The Foreign Office’s decision to tell British people to leave Tunisia might be the right decision, but no-one should be under any illusions as to the scale of the disaster that it represents for the Tunisians.
Of the four countries in the northwest of Africa that border the Mediterranean – Morocco, Algeria, Libya and Tunisia – the latter has long been the most popular with European visitors.
It is a stable and relatively prosperous nation, certainly in comparison to its immediate neighbours to the west and east, Algeria and Libya.
The decision to fly home more than 3,000 tourists is an economic catastrophe. The last thing anyone in Europe should want to see is Tunisia becoming impoverished, which could happen if its tourist industry collapses.
That then could would almost certainly lead to more extremism there, just across from Europe.
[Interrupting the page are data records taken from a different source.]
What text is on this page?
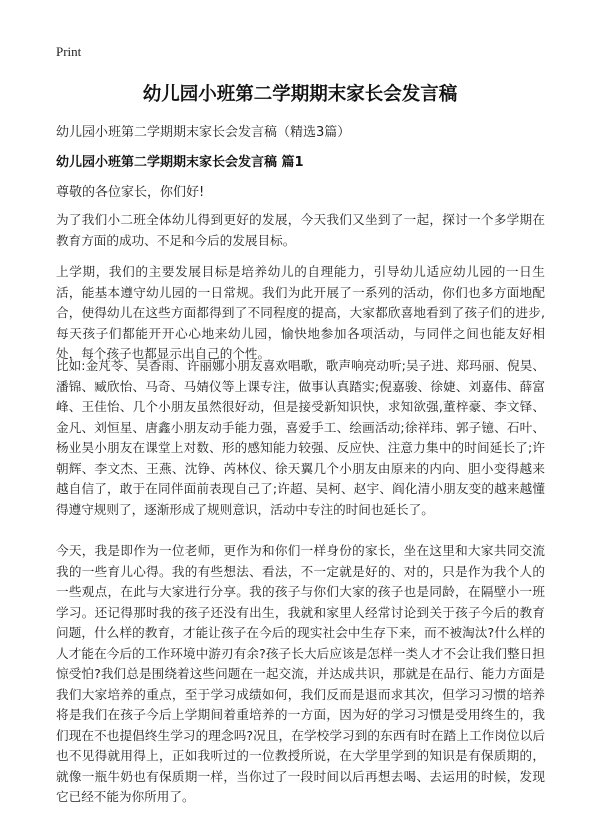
Print
幼儿园小班第二学期期末家长会发言稿
幼儿园小班第二学期期末家长会发言稿（精选3篇）
幼儿园小班第二学期期末家长会发言稿 篇1
尊敬的各位家长，你们好!

为了我们小二班全体幼儿得到更好的发展，今天我们又坐到了一起，探讨一个多学期在教育方面的成功、不足和今后的发展目标。

上学期，我们的主要发展目标是培养幼儿的自理能力，引导幼儿适应幼儿园的一日生活，能基本遵守幼儿园的一日常规。我们为此开展了一系列的活动，你们也多方面地配合，使得幼儿在这些方面都得到了不同程度的提高，大家都欣喜地看到了孩子们的进步,每天孩子们都能开开心心地来幼儿园，愉快地参加各项活动，与同伴之间也能友好相处，每个孩子也都显示出自己的个性。

比如:金芃苓、吴香雨、许丽娜小朋友喜欢唱歌，歌声响亮动听;吴子进、郑玛丽、倪昊、潘锦、臧欣怡、马奇、马婧仪等上课专注，做事认真踏实;倪嘉骏、徐婕、刘嘉伟、薛富峰、王佳怡、几个小朋友虽然很好动，但是接受新知识快，求知欲强,董梓豪、李文铎、金凡、刘恒星、唐鑫小朋友动手能力强，喜爱手工、绘画活动;徐祥玮、郭子镱、石叶、杨业昊小朋友在课堂上对数、形的感知能力较强、反应快、注意力集中的时间延长了;许朝辉、李文杰、王燕、沈铮、芮林仪、徐天翼几个小朋友由原来的内向、胆小变得越来越自信了，敢于在同伴面前表现自己了;许超、吴柯、赵宇、阎化清小朋友变的越来越懂得遵守规则了，逐渐形成了规则意识，活动中专注的时间也延长了。

今天，我是即作为一位老师，更作为和你们一样身份的家长，坐在这里和大家共同交流我的一些育儿心得。我的有些想法、看法，不一定就是好的、对的，只是作为我个人的一些观点，在此与大家进行分享。我的孩子与你们大家的孩子也是同龄，在隔壁小一班学习。还记得那时我的孩子还没有出生，我就和家里人经常讨论到关于孩子今后的教育问题，什么样的教育，才能让孩子在今后的现实社会中生存下来，而不被淘汰?什么样的人才能在今后的工作环境中游刃有余?孩子长大后应该是怎样一类人才不会让我们整日担惊受怕?我们总是围绕着这些问题在一起交流，并达成共识，那就是在品行、能力方面是我们大家培养的重点，至于学习成绩如何，我们反而是退而求其次，但学习习惯的培养将是我们在孩子今后上学期间着重培养的一方面，因为好的学习习惯是受用终生的，我们现在不也提倡终生学习的理念吗?况且，在学校学习到的东西有时在踏上工作岗位以后也不见得就用得上，正如我听过的一位教授所说，在大学里学到的知识是有保质期的，就像一瓶牛奶也有保质期一样，当你过了一段时间以后再想去喝、去运用的时候，发现它已经不能为你所用了。
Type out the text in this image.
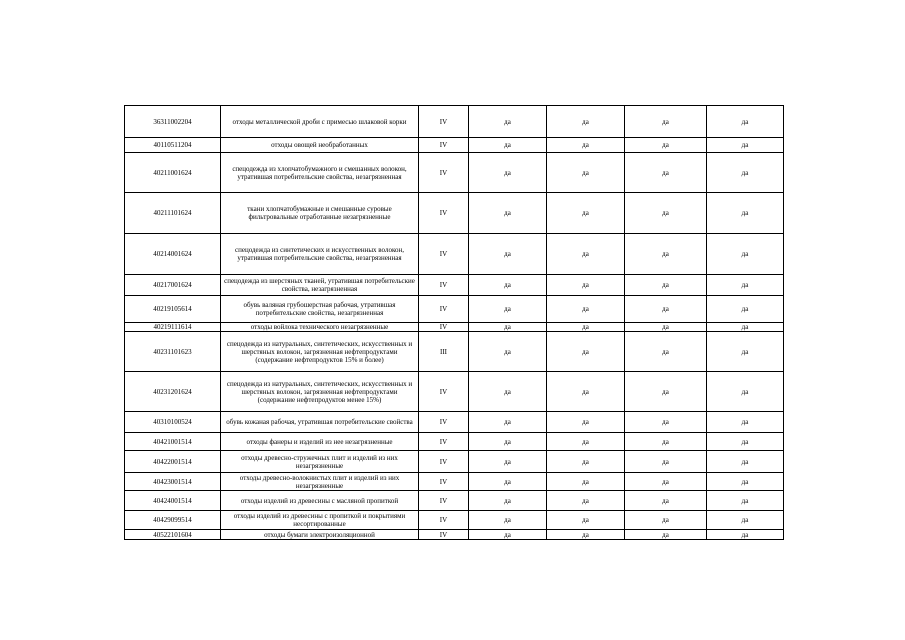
36311002204	отходы металлической дроби с примесью шлаковой корки	IV	да	да	да	да
40110511204	отходы овощей необработанных	IV	да	да	да	да
40211001624	спецодежда из хлопчатобумажного и смешанных волокон, утратившая потребительские свойства, незагрязненная	IV	да	да	да	да
40211101624	ткани хлопчатобумажные и смешанные суровые фильтровальные отработанные незагрязненные	IV	да	да	да	да
40214001624	спецодежда из синтетических и искусственных волокон, утратившая потребительские свойства, незагрязненная	IV	да	да	да	да
40217001624	спецодежда из шерстяных тканей, утратившая потребительские свойства, незагрязненная	IV	да	да	да	да
40219105614	обувь валяная грубошерстная рабочая, утратившая потребительские свойства, незагрязненная	IV	да	да	да	да
40219111614	отходы войлока технического незагрязненные	IV	да	да	да	да
40231101623	спецодежда из натуральных, синтетических, искусственных и шерстяных волокон, загрязненная нефтепродуктами (содержание нефтепродуктов 15% и более)	III	да	да	да	да
40231201624	спецодежда из натуральных, синтетических, искусственных и шерстяных волокон, загрязненная нефтепродуктами (содержание нефтепродуктов менее 15%)	IV	да	да	да	да
40310100524	обувь кожаная рабочая, утратившая потребительские свойства	IV	да	да	да	да
40421001514	отходы фанеры и изделий из нее незагрязненные	IV	да	да	да	да
40422001514	отходы древесно-стружечных плит и изделий из них незагрязненные	IV	да	да	да	да
40423001514	отходы древесно-волокнистых плит и изделий из них незагрязненные	IV	да	да	да	да
40424001514	отходы изделий из древесины с масляной пропиткой	IV	да	да	да	да
40429099514	отходы изделий из древесины с пропиткой и покрытиями несортированные	IV	да	да	да	да
40522101604	отходы бумаги электроизоляционной	IV	да	да	да	да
The British government has a fiendishly difficult decision to make – there would be uproar if tourists died when it was in receipt of information about a “highly likely” attack.
It is right to be cautious. But it is worth bearing in mind that some tourists who are there now have said they feel very safe, given the high profile security, and that the recent atrocity was effectively a lone operation.
It is also worth noting that the risk of terrorist attack in most global tourist resorts is very slim. Even in Tunisia and Morocco, which experienced a bomb in 2011 in the popular city of Marrakesh but is now thriving, the overall number of fatalities is minuscule proportionate to visitor numbers.
We hope that the situation is soon such that the Foreign Office advice an be overturned and the many tourists who love Tunisia, and are return visitors because of the hospitality they receive, can resume their visits to the country.
Tunisia, like Greece, badly needs our money. We must do our utmost not to submit to the extremists.